Have you ever dealt with a seemingly impossible human being? Likely it was some coworker or a friend of a friend who always just immediately turned you off. Everything that comes out of their mouth hits you the wrong way and you seem to loath their very existence all they represent.
Soon you find yourself thinking negative thoughts about them or condemning what they do. Many ancient Buddhist, Hindu and Taoist traditions would say that with these thoughts you are only hurting yourself and I believe a kernel of truth to that. Christianity points to an eternal suffering in the likes of Dante’s Inferno.
Instead of looking at these thoughts as leading to some future suffering or requiring some repentance, I prefer to look at this as an opportunity for self-reflection.

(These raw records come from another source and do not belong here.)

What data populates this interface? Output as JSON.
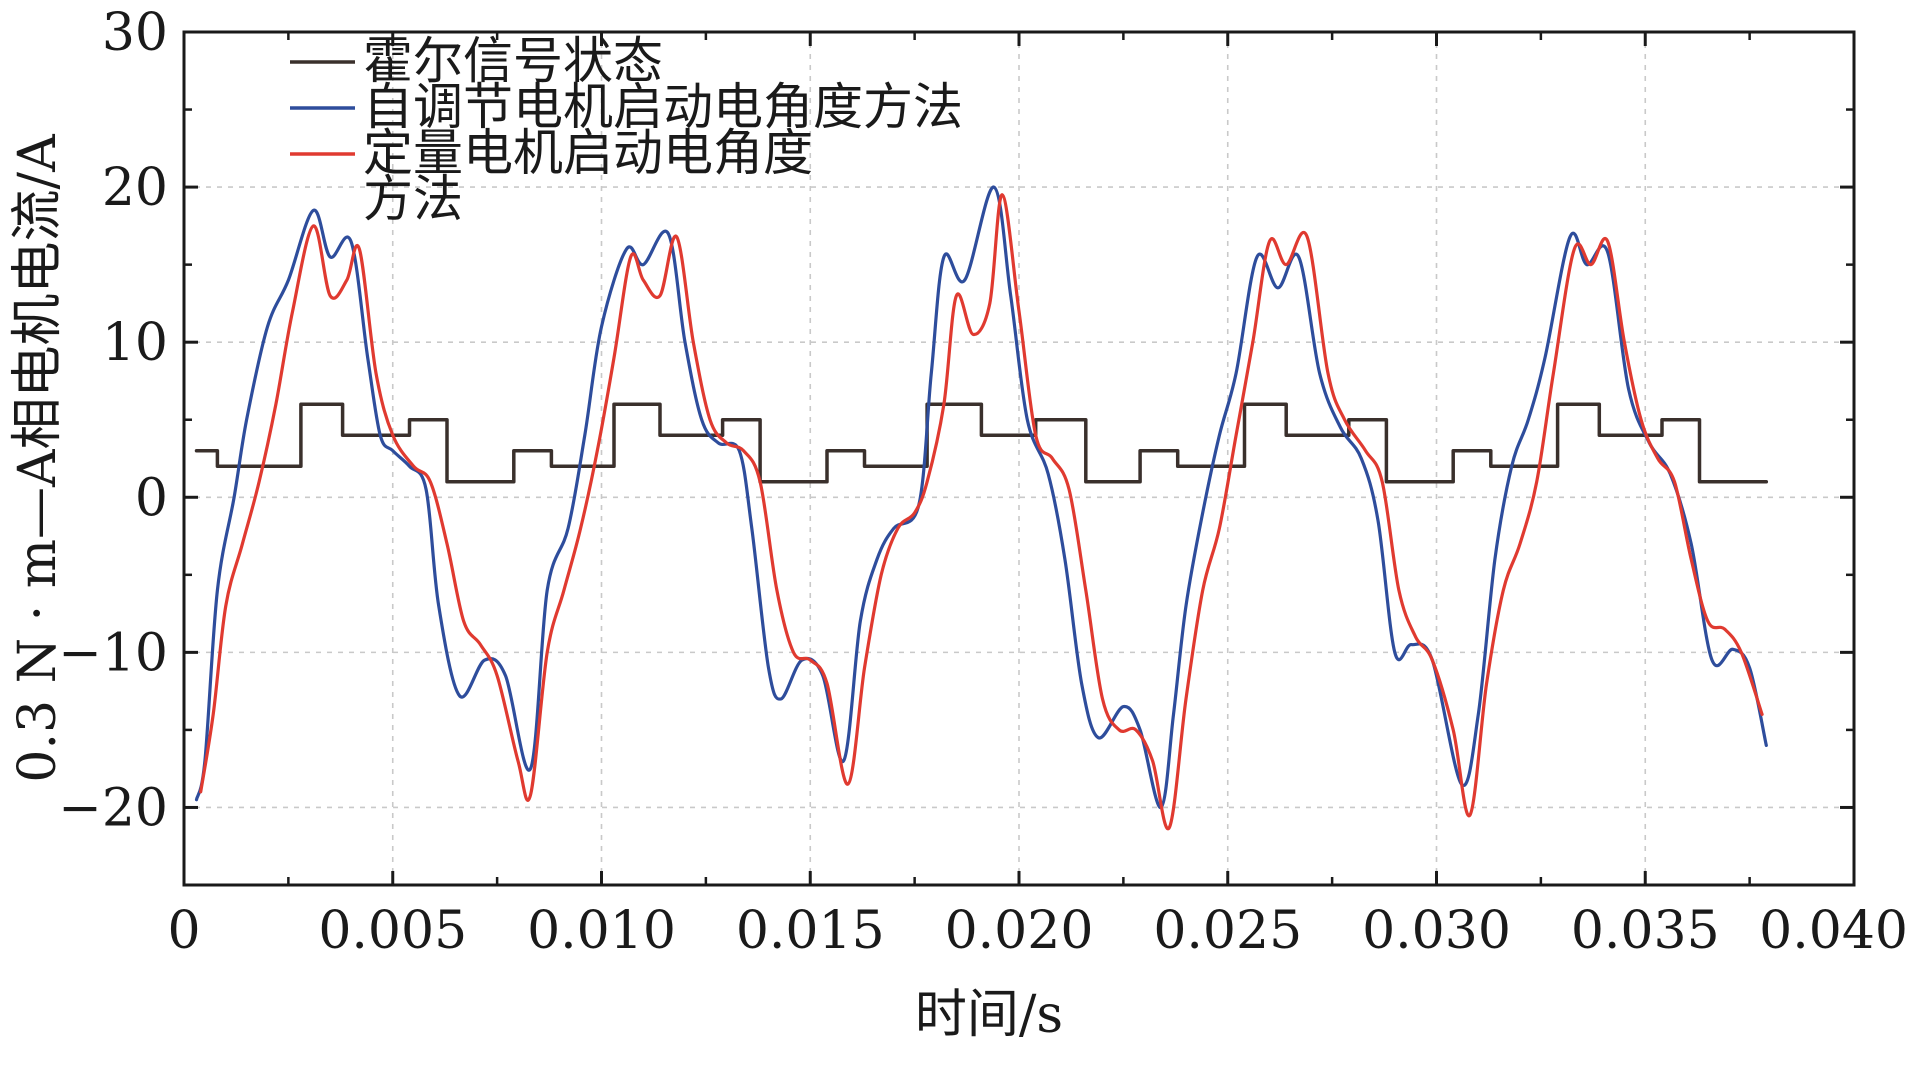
{
  "chart_data": {
    "type": "line",
    "xlabel": "时间/s",
    "ylabel": "0.3 N · m—A相电机电流/A",
    "xlim": [
      0,
      0.04
    ],
    "ylim": [
      -25,
      30
    ],
    "grid": true,
    "legend_position": "top-left",
    "x_ticks": [
      {
        "value": 0,
        "label": "0"
      },
      {
        "value": 0.005,
        "label": "0.005"
      },
      {
        "value": 0.01,
        "label": "0.010"
      },
      {
        "value": 0.015,
        "label": "0.015"
      },
      {
        "value": 0.02,
        "label": "0.020"
      },
      {
        "value": 0.025,
        "label": "0.025"
      },
      {
        "value": 0.03,
        "label": "0.030"
      },
      {
        "value": 0.035,
        "label": "0.035"
      },
      {
        "value": 0.04,
        "label": "0.040"
      }
    ],
    "y_ticks": [
      {
        "value": -20,
        "label": "−20"
      },
      {
        "value": -10,
        "label": "−10"
      },
      {
        "value": 0,
        "label": "0"
      },
      {
        "value": 10,
        "label": "10"
      },
      {
        "value": 20,
        "label": "20"
      },
      {
        "value": 30,
        "label": "30"
      }
    ],
    "series": [
      {
        "name": "霍尔信号状态",
        "legend_lines": [
          "霍尔信号状态"
        ],
        "color": "#3a302c",
        "step": true,
        "points": [
          [
            0.0003,
            3
          ],
          [
            0.0008,
            3
          ],
          [
            0.0008,
            2
          ],
          [
            0.0028,
            2
          ],
          [
            0.0028,
            6
          ],
          [
            0.0038,
            6
          ],
          [
            0.0038,
            4
          ],
          [
            0.0054,
            4
          ],
          [
            0.0054,
            5
          ],
          [
            0.0063,
            5
          ],
          [
            0.0063,
            1
          ],
          [
            0.0079,
            1
          ],
          [
            0.0079,
            3
          ],
          [
            0.0088,
            3
          ],
          [
            0.0088,
            2
          ],
          [
            0.0103,
            2
          ],
          [
            0.0103,
            6
          ],
          [
            0.0114,
            6
          ],
          [
            0.0114,
            4
          ],
          [
            0.0129,
            4
          ],
          [
            0.0129,
            5
          ],
          [
            0.0138,
            5
          ],
          [
            0.0138,
            1
          ],
          [
            0.0154,
            1
          ],
          [
            0.0154,
            3
          ],
          [
            0.0163,
            3
          ],
          [
            0.0163,
            2
          ],
          [
            0.0178,
            2
          ],
          [
            0.0178,
            6
          ],
          [
            0.0191,
            6
          ],
          [
            0.0191,
            4
          ],
          [
            0.0204,
            4
          ],
          [
            0.0204,
            5
          ],
          [
            0.0216,
            5
          ],
          [
            0.0216,
            1
          ],
          [
            0.0229,
            1
          ],
          [
            0.0229,
            3
          ],
          [
            0.0238,
            3
          ],
          [
            0.0238,
            2
          ],
          [
            0.0254,
            2
          ],
          [
            0.0254,
            6
          ],
          [
            0.0264,
            6
          ],
          [
            0.0264,
            4
          ],
          [
            0.0279,
            4
          ],
          [
            0.0279,
            5
          ],
          [
            0.0288,
            5
          ],
          [
            0.0288,
            1
          ],
          [
            0.0304,
            1
          ],
          [
            0.0304,
            3
          ],
          [
            0.0313,
            3
          ],
          [
            0.0313,
            2
          ],
          [
            0.0329,
            2
          ],
          [
            0.0329,
            6
          ],
          [
            0.0339,
            6
          ],
          [
            0.0339,
            4
          ],
          [
            0.0354,
            4
          ],
          [
            0.0354,
            5
          ],
          [
            0.0363,
            5
          ],
          [
            0.0363,
            1
          ],
          [
            0.0379,
            1
          ]
        ]
      },
      {
        "name": "自调节电机启动电角度方法",
        "legend_lines": [
          "自调节电机启动电角度方法"
        ],
        "color": "#2e4d9c",
        "step": false,
        "points": [
          [
            0.0003,
            -19.5
          ],
          [
            0.0005,
            -17
          ],
          [
            0.0008,
            -6
          ],
          [
            0.0012,
            0
          ],
          [
            0.0015,
            5
          ],
          [
            0.002,
            11
          ],
          [
            0.0025,
            14
          ],
          [
            0.0031,
            18.5
          ],
          [
            0.0035,
            15.5
          ],
          [
            0.004,
            16.5
          ],
          [
            0.0044,
            9
          ],
          [
            0.0047,
            4
          ],
          [
            0.005,
            3
          ],
          [
            0.0054,
            2
          ],
          [
            0.0058,
            0.5
          ],
          [
            0.0061,
            -7
          ],
          [
            0.0066,
            -12.8
          ],
          [
            0.0072,
            -10.5
          ],
          [
            0.0077,
            -11.5
          ],
          [
            0.0083,
            -17.5
          ],
          [
            0.0087,
            -6
          ],
          [
            0.0092,
            -2
          ],
          [
            0.0096,
            4
          ],
          [
            0.01,
            11
          ],
          [
            0.0106,
            16
          ],
          [
            0.011,
            15
          ],
          [
            0.0116,
            17
          ],
          [
            0.012,
            10
          ],
          [
            0.0124,
            5
          ],
          [
            0.0128,
            3.5
          ],
          [
            0.0133,
            3
          ],
          [
            0.0136,
            -2
          ],
          [
            0.014,
            -11
          ],
          [
            0.0143,
            -13
          ],
          [
            0.0148,
            -10.5
          ],
          [
            0.0153,
            -11.5
          ],
          [
            0.0158,
            -17
          ],
          [
            0.0162,
            -8
          ],
          [
            0.0166,
            -4
          ],
          [
            0.017,
            -2
          ],
          [
            0.0176,
            -0.5
          ],
          [
            0.0179,
            8
          ],
          [
            0.0182,
            15.5
          ],
          [
            0.0187,
            14
          ],
          [
            0.0194,
            20
          ],
          [
            0.0198,
            13
          ],
          [
            0.0202,
            5
          ],
          [
            0.0207,
            1.5
          ],
          [
            0.0211,
            -4
          ],
          [
            0.0215,
            -12
          ],
          [
            0.0219,
            -15.5
          ],
          [
            0.0225,
            -13.5
          ],
          [
            0.0229,
            -15
          ],
          [
            0.0234,
            -20
          ],
          [
            0.0237,
            -14
          ],
          [
            0.024,
            -7
          ],
          [
            0.0244,
            -1
          ],
          [
            0.0248,
            4
          ],
          [
            0.0252,
            8
          ],
          [
            0.0257,
            15.5
          ],
          [
            0.0262,
            13.5
          ],
          [
            0.0267,
            15.5
          ],
          [
            0.0272,
            8
          ],
          [
            0.0277,
            4.5
          ],
          [
            0.0282,
            2.5
          ],
          [
            0.0286,
            -1.5
          ],
          [
            0.029,
            -10
          ],
          [
            0.0294,
            -9.5
          ],
          [
            0.0299,
            -10.5
          ],
          [
            0.0306,
            -18.5
          ],
          [
            0.031,
            -14
          ],
          [
            0.0314,
            -4
          ],
          [
            0.0318,
            2
          ],
          [
            0.0322,
            5
          ],
          [
            0.0326,
            9
          ],
          [
            0.0332,
            16.8
          ],
          [
            0.0336,
            15
          ],
          [
            0.0341,
            15.8
          ],
          [
            0.0346,
            7
          ],
          [
            0.0351,
            3.5
          ],
          [
            0.0356,
            1.5
          ],
          [
            0.0361,
            -3
          ],
          [
            0.0366,
            -10.5
          ],
          [
            0.0371,
            -9.8
          ],
          [
            0.0375,
            -11
          ],
          [
            0.0379,
            -16
          ]
        ]
      },
      {
        "name": "定量电机启动电角度方法",
        "legend_lines": [
          "定量电机启动电角度",
          "方法"
        ],
        "color": "#e03a30",
        "step": false,
        "points": [
          [
            0.0004,
            -19
          ],
          [
            0.0007,
            -14
          ],
          [
            0.001,
            -7
          ],
          [
            0.0014,
            -3
          ],
          [
            0.0018,
            1
          ],
          [
            0.0022,
            6
          ],
          [
            0.0026,
            12
          ],
          [
            0.0031,
            17.5
          ],
          [
            0.0035,
            13
          ],
          [
            0.0039,
            14
          ],
          [
            0.0042,
            16
          ],
          [
            0.0046,
            8
          ],
          [
            0.005,
            4
          ],
          [
            0.0055,
            2
          ],
          [
            0.0059,
            1
          ],
          [
            0.0063,
            -3
          ],
          [
            0.0067,
            -8
          ],
          [
            0.0071,
            -9.5
          ],
          [
            0.0075,
            -11.5
          ],
          [
            0.008,
            -17
          ],
          [
            0.0083,
            -19.2
          ],
          [
            0.0087,
            -10
          ],
          [
            0.0091,
            -6
          ],
          [
            0.0095,
            -2
          ],
          [
            0.0099,
            3
          ],
          [
            0.0103,
            9
          ],
          [
            0.0107,
            15.5
          ],
          [
            0.011,
            14
          ],
          [
            0.0114,
            13
          ],
          [
            0.0118,
            16.8
          ],
          [
            0.0122,
            10
          ],
          [
            0.0126,
            5
          ],
          [
            0.013,
            3.5
          ],
          [
            0.0134,
            3
          ],
          [
            0.0138,
            1
          ],
          [
            0.0142,
            -6
          ],
          [
            0.0146,
            -10
          ],
          [
            0.015,
            -10.5
          ],
          [
            0.0154,
            -12
          ],
          [
            0.0159,
            -18.5
          ],
          [
            0.0163,
            -11
          ],
          [
            0.0167,
            -5
          ],
          [
            0.0171,
            -2
          ],
          [
            0.0175,
            -1
          ],
          [
            0.0178,
            1
          ],
          [
            0.0182,
            6
          ],
          [
            0.0185,
            13
          ],
          [
            0.0189,
            10.5
          ],
          [
            0.0193,
            12.5
          ],
          [
            0.0196,
            19.5
          ],
          [
            0.02,
            12
          ],
          [
            0.0204,
            4
          ],
          [
            0.0208,
            2.5
          ],
          [
            0.0212,
            0.5
          ],
          [
            0.0216,
            -6
          ],
          [
            0.022,
            -13
          ],
          [
            0.0224,
            -15
          ],
          [
            0.0228,
            -15
          ],
          [
            0.0232,
            -17
          ],
          [
            0.0236,
            -21.3
          ],
          [
            0.024,
            -13
          ],
          [
            0.0244,
            -6
          ],
          [
            0.0248,
            -2
          ],
          [
            0.0252,
            4
          ],
          [
            0.0256,
            10
          ],
          [
            0.026,
            16.5
          ],
          [
            0.0264,
            15
          ],
          [
            0.0269,
            16.8
          ],
          [
            0.0274,
            8
          ],
          [
            0.0278,
            5
          ],
          [
            0.0283,
            3
          ],
          [
            0.0287,
            1
          ],
          [
            0.0291,
            -6
          ],
          [
            0.0295,
            -9
          ],
          [
            0.0299,
            -10.5
          ],
          [
            0.0304,
            -15
          ],
          [
            0.0308,
            -20.5
          ],
          [
            0.0312,
            -12
          ],
          [
            0.0316,
            -6
          ],
          [
            0.032,
            -3
          ],
          [
            0.0324,
            1
          ],
          [
            0.0328,
            8
          ],
          [
            0.0333,
            16
          ],
          [
            0.0337,
            15
          ],
          [
            0.0341,
            16.5
          ],
          [
            0.0345,
            10
          ],
          [
            0.0349,
            5
          ],
          [
            0.0353,
            2.5
          ],
          [
            0.0357,
            1
          ],
          [
            0.0361,
            -4
          ],
          [
            0.0365,
            -8
          ],
          [
            0.0369,
            -8.5
          ],
          [
            0.0373,
            -10
          ],
          [
            0.0378,
            -14
          ]
        ]
      }
    ]
  }
}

Encountering a difficult person is simply an opportunity to find our authentic self. Let’s imagine you encounter this detestable person at a gathering and you are forced to interact with them. After the interaction you assume the usual thought patterns of insulting and ruminating over the negatives. At this point, you are not these thoughts. You, as a human, are not the negative thoughts being channeled through you. Sure, you are experiencing them and perhaps even encouraging them, although you, at your core, are not the thoughts. You are not the feelings, you are not the emotions or sensations or words or movements either.
You, you are much deeper than that. You, a beautiful seed of consciousness graciously observing the world turn, are in fact just interacting with a stimulus that is reflecting back to you information about you.
Really, interacting with this frustrating stimuli is a gift veiled in our own ignorance. So if you sit is this stew of anger and frustration realize that this stimulus is not the cause of the anger and frustration. They are simply a stimulus that elicits this response in you.